Чтобы выжить лейтенантом Рябовым, ему предстояло не показывать, что он умеет, а прятать; не побеждать чисто, а нарочно возиться, мазать, лезть напролом по уставу, как положено курсанту; драться хуже, чем может, стрелять проще, чем умеет, соображать медленнее, чем соображает. Мастер, которому сунули незнакомый клинок и велели притворяться, будто он сроду не держал в руках оружия, — вот кем он теперь сделался.
И мало было упрятать умение — на его место предстояло поставить убедительную, правдоподобную нехватку, а это оказывалось работой потоньше всякой драки. Двадцатидвухлетний лейтенант, вчерашний курсант, обязан был чего-то не знать, в чём-то путаться, перед старшим по званию робеть и тянуться, ошибаться по молодости и горячиться не вовремя — и всё это Воронину надо было играть ровно, день за днём, не пережимая и не недотягивая, потому что слишком гладкий, слишком собранный юнец насторожил бы внимательный глаз ничуть не меньше, чем юнец, дерущийся насмерть за дровяным сараем. Выходило, что и глупеть надо с умом, отмеряя себе незнание по чину и по возрасту, попадая в роль так же точно, как прежде попадал в цель. На это уходило больше выучки, трезвости и каждодневного хладнокровия, чем на любое настоящее дело, какое он знал. Самозванец поневоле, он садился в чужую жизнь надолго и понимал уже, что играть её придётся не день и не месяц — а ровно до того часа, ради которого всё и затевалось.
Гаврилов, по счастью, человек простой и незлой — спишет увиденное на контузию да на войну, которой ещё нет. Но впереди ждали другие, чьё ремесло как раз в том и состоит, чтобы замечать в человеке несходимое и тянуть за ниточку, пока не размотается всё.
И поделить эту тяжесть было не с кем.

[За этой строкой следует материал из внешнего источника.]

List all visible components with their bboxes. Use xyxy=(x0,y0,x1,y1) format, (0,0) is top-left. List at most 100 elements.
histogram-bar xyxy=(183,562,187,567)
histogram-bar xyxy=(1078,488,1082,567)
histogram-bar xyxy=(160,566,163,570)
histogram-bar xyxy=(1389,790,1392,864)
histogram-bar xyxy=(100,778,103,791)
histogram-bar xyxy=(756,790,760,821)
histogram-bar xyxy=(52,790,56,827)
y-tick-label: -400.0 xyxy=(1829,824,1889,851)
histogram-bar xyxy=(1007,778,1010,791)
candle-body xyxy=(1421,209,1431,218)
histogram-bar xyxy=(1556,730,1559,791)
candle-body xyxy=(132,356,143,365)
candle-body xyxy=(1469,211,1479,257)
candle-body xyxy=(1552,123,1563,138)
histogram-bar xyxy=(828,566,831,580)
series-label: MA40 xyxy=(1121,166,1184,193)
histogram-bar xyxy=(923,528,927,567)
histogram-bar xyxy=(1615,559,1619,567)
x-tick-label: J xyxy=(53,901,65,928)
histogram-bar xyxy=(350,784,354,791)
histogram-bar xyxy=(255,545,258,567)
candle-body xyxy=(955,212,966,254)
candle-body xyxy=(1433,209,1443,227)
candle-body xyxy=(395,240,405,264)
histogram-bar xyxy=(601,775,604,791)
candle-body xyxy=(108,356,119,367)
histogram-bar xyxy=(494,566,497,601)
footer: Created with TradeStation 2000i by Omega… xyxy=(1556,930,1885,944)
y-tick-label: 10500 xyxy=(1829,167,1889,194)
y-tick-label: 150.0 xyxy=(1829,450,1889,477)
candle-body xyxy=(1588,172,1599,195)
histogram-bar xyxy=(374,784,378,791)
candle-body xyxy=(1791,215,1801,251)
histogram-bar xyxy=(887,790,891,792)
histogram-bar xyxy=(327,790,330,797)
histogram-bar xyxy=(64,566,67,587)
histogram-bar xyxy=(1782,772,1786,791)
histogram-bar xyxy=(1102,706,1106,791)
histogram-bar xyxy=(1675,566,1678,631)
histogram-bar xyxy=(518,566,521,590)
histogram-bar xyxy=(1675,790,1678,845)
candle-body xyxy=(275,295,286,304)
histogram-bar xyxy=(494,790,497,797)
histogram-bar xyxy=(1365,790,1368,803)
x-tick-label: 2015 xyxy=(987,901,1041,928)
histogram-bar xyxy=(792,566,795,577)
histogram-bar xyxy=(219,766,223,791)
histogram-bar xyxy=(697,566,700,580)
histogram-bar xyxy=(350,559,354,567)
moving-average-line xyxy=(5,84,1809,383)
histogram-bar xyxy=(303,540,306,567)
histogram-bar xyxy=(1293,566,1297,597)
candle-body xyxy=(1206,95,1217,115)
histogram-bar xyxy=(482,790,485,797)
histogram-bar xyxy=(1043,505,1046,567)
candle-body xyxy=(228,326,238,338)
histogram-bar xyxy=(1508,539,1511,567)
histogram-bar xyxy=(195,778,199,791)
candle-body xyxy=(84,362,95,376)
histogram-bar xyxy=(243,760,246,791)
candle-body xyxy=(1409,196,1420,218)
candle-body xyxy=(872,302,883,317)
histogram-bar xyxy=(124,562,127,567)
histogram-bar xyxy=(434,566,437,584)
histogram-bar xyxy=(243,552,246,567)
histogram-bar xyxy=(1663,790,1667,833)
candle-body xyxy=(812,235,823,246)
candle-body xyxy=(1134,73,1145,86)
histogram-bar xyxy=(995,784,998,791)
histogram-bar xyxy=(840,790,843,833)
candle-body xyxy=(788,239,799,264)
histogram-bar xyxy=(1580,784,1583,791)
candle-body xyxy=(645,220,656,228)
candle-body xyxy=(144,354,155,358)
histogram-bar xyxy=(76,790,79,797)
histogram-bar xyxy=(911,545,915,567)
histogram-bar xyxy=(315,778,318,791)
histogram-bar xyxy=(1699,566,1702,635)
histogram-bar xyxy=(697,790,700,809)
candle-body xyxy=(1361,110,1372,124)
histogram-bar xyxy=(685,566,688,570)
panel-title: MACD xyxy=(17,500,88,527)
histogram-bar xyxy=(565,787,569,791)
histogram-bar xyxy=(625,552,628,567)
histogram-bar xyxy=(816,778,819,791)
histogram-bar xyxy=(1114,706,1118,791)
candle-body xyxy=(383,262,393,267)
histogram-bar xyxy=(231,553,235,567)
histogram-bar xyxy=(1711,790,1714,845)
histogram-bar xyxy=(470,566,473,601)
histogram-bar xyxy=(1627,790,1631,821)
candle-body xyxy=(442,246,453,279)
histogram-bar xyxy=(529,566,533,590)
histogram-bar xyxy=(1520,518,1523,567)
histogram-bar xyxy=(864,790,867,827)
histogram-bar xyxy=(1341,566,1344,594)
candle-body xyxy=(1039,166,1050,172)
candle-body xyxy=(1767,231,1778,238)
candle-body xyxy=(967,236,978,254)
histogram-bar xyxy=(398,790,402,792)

Всё, чем он был силён, распирало его готовым сорваться предупреждением — а держать его приходилось в одном кулаке, как гранату с выдернутой чекой: разожмёшь — первым же и разнесёт. Откройся он — свои упекут как помешанного, чужие поверят слишком хорошо. Прежде, готовя дело вслепую, он хоть знал, на кого работает и кто прикроет спину; здесь спину не прикрывал никто. Здесь он сам себе был и командир, и группа, и связь.
Он скосил глаза на тумбочку, где под казённой бечёвкой лежал узелок с чужими бумагами. Где-то под Брянском старая женщина с фотокарточки ждала письма от сына, и девушка по имени Маша, по словам матери, спрашивала, скоро ли. Они ждали Серёжу — а к ним через все эти сто дней придёт чужой почерк и чужой человек, и это тоже надо будет сыграть так, чтобы ни одна из них не дрогнула. Мало драться хуже, чем можешь. Ещё и помнить за мёртвого, отвечать на ласку за мёртвого, быть сыном и женихом тому, кого ты в глаза не видел. Вот этого в прежнем его ремесле не водилось — и к этому он пока не знал, как подступиться.
Он закрыл глаза. Старик свистел. За окном капало — март ломался к апрелю, к теплу. Тело — перековать под себя, тихо, под видом поправки после контузии. Умение — упрятать так глубоко, чтоб не выглянуло само, поперёк воли. И ждать: когда краплёную карту можно будет выложить не старшине за сараем, а тому, кто решает за всех. А до того — быть хуже себя. Изо дня в день, своей рукой.